With the healthy revenue growth and organic growth, PBT of the core dental business improved by S$0.16m YoY to S$1.19m – operating expenses are kept under control. However, PAT dipped 21% YoY to S$0.9 mainly due to start-up losses in the new medical clinics and aesthetic centre (about S$0.23m) and reduced profit from the dental equipment and supplies distribution (about S$0.13m). Though losses from the former may persist for the next three quarters, we reckon that it will bring about growth potential for Q&M in the long term. Q&M is targeting corporate clients and patients who are under the government scheme for its medical services. The company also declared 0.64 S cents interim dividend this time round vs 0.30 S cents in the corresponding period to reward shareholders and to lessen its cash position. The company had S$30.6m cash which is more than enough to finance the S$21.6m acquisition of Aoxin Stomatology Group.
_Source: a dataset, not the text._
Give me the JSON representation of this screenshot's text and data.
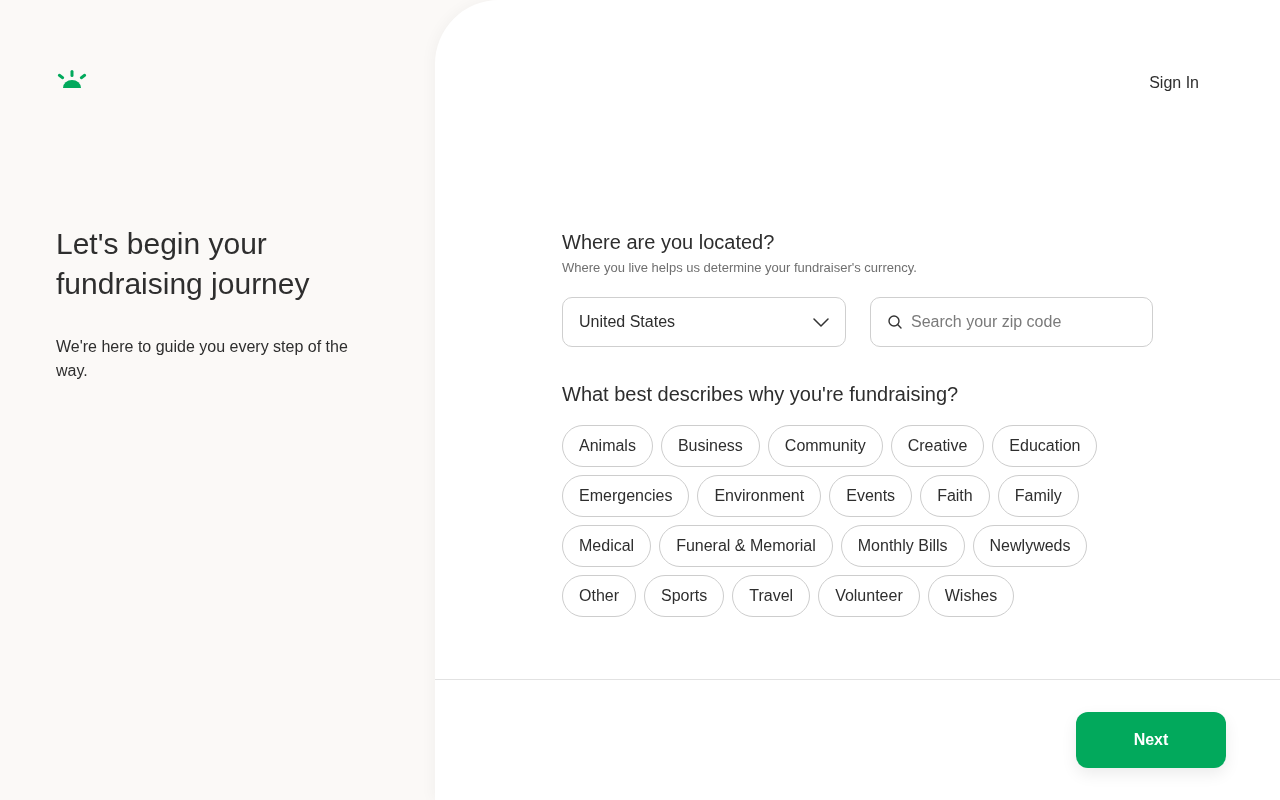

We are now adjusting our PAT for FY13 to incorporate potential losses from the new medical clinics and aesthetic centre. However, we reckon that the impact will be short term and that the new service offerings may instead bring about higher growth potential for Q&M. We will wait to see the performance of this segment. Maintain Increase Exposure at S$0.400.